When students have more than one strong interest, they may find it rewarding to complete more than just one major. Provided you can finish all degree requirements without exceeding 200 units, you can pursue a double major or minor.
To graduate with a double major, you must fulfill all of the requirements for both majors.
- There is no limitation on overlapping courses in the preparation for the two majors, but no more than eight units can be applied simultaneously to both upper-division majors.
- If both majors lead to the same degree objective (B.A., B.S., B.F.A., B.M.) and come from the same college, you earn one degree. However, if the two majors come from different colleges, or if they lead to different degree objectives, you will earn two degrees.
A double major usually makes good sense for students who have a genuine passion for both subjects, because they are taking courses for the two majors that they would choose spontaneously. However, because of the requirement to complete all degree requirements and graduate without exceeding 200 units, students pursuing a double major typically have very few totally free elective courses, and some major combinations are not possible.
If you are thinking about a double, you should discuss your choice with the departmental undergraduate advisor for each major to ensure you understand what is expected. You should also consult an academic advisor in the College of Letters and Science for assistance in evaluating this option and developing a plan. Once you are sure that a double major is right for you, you will need to complete a Change of Major petition and a Memo of Understanding, available in the college advising office, 1117 Cheadle Hall. Click here to view these forms.
Whereas completion of a major is a graduation requirement, a minor is not required. Still, many students like to pursue a minor because of a keen interest in a secondary topic or because it helps them to focus their elective upper-division units (most majors require about 40 upper-division units, but you need 60 upper-division units to graduate).

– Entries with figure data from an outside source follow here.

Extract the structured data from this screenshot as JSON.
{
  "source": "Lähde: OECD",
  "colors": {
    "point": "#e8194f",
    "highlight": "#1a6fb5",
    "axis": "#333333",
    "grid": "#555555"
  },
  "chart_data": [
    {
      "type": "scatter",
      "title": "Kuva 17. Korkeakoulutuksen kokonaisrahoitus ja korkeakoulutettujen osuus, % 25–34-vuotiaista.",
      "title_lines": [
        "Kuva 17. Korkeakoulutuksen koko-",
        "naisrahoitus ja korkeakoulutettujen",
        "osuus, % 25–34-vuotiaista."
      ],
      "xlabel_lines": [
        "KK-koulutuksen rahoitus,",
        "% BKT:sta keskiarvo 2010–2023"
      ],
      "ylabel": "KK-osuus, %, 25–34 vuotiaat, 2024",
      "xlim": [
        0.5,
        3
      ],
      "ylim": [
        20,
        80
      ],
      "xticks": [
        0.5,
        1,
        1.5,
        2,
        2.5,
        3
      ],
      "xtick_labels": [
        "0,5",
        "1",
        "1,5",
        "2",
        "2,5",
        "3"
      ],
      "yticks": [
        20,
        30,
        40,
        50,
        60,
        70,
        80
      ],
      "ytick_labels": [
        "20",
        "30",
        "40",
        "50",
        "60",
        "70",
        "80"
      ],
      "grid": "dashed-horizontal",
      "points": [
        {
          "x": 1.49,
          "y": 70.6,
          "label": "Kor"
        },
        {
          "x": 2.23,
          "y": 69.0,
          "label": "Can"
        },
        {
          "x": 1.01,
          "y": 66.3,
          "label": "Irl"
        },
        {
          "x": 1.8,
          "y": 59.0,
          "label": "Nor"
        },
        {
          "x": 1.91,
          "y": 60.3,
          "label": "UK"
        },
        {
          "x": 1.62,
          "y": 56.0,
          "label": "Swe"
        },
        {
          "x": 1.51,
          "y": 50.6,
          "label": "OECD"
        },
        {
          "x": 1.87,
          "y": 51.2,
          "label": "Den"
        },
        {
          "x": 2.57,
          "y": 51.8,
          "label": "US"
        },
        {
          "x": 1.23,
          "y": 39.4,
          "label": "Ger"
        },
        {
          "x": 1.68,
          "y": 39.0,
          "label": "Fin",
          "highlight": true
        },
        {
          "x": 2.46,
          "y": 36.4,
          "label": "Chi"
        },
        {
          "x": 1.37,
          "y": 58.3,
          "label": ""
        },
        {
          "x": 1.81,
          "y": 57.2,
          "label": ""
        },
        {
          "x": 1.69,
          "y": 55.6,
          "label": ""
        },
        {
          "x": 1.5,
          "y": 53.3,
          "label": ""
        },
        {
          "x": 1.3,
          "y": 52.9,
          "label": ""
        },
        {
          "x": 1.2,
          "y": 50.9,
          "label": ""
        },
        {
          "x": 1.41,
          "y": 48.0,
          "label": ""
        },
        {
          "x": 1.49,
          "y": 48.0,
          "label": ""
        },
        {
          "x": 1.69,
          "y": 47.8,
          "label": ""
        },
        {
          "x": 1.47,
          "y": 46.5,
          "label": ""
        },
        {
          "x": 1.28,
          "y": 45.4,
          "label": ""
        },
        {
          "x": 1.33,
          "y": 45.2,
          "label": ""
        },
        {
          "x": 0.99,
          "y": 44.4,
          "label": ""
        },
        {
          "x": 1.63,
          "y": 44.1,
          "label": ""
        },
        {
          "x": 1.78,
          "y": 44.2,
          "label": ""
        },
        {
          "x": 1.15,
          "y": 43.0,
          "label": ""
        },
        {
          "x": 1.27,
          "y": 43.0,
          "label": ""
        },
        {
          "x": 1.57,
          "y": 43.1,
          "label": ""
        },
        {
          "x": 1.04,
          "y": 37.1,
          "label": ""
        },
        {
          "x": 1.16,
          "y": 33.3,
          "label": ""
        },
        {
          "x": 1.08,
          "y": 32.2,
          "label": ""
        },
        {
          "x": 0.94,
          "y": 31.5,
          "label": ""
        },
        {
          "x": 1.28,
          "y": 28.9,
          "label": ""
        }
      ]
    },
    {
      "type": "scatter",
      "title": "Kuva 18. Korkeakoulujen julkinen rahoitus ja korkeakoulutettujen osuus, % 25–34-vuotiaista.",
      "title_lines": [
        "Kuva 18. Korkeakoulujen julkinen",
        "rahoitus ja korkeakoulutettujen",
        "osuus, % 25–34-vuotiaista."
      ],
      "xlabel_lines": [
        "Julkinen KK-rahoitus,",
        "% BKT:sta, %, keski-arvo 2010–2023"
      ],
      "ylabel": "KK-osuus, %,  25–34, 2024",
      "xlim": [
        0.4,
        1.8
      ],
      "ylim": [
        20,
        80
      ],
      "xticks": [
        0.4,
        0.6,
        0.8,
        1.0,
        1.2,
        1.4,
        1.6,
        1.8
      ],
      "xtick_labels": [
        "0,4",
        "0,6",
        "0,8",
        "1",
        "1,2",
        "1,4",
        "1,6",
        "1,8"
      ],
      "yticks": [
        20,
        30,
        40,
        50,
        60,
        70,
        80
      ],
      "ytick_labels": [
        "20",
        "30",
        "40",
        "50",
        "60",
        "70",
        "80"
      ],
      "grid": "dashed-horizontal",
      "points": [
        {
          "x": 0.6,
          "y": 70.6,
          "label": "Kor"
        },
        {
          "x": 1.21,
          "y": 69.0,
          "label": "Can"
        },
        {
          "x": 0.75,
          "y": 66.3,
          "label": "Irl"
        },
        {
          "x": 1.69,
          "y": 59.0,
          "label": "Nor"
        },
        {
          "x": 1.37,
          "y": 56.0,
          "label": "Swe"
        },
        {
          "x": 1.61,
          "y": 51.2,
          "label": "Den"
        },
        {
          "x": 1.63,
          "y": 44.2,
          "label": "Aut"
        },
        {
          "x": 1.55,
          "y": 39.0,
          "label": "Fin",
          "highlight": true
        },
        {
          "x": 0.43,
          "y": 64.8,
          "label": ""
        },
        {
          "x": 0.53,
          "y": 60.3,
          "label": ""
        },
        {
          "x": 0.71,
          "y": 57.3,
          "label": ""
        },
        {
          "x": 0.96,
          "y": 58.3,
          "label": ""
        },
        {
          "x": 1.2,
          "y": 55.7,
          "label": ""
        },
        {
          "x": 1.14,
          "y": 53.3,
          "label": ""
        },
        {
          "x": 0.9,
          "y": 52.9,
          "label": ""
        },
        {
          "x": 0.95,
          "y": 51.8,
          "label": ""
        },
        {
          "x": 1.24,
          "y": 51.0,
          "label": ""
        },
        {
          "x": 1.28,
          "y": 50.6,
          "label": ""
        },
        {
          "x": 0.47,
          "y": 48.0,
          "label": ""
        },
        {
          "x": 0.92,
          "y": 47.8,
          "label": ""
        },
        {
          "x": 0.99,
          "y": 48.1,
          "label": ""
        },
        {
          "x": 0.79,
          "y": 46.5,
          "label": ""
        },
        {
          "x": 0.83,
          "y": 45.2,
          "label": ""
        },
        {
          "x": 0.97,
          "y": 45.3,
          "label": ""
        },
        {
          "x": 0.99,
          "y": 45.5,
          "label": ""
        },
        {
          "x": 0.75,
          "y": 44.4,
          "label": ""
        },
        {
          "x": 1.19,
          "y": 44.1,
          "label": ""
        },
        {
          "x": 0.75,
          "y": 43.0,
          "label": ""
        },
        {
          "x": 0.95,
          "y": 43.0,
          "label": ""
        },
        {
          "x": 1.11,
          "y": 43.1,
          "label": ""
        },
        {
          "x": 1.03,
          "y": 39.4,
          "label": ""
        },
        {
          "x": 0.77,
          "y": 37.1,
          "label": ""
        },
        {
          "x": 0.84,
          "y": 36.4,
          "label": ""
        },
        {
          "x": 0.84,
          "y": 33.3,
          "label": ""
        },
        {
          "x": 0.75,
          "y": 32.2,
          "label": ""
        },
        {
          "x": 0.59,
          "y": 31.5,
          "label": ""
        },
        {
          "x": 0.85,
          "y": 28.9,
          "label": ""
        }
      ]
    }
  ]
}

Through a minor you can explore an area that's very different from your major or one that is somewhat similar.
If you want to pursue a minor, you must speak to the departmental undergraduate advisor. As there is no formal process to declare a minor, the departmental advisor needs to know of your interest in order to set up a file for you and notify the Registrar that you have completed the minor when you are ready to graduate. Note that no more than four units can apply simultaneously to both your upper-division major and your upper-division minor.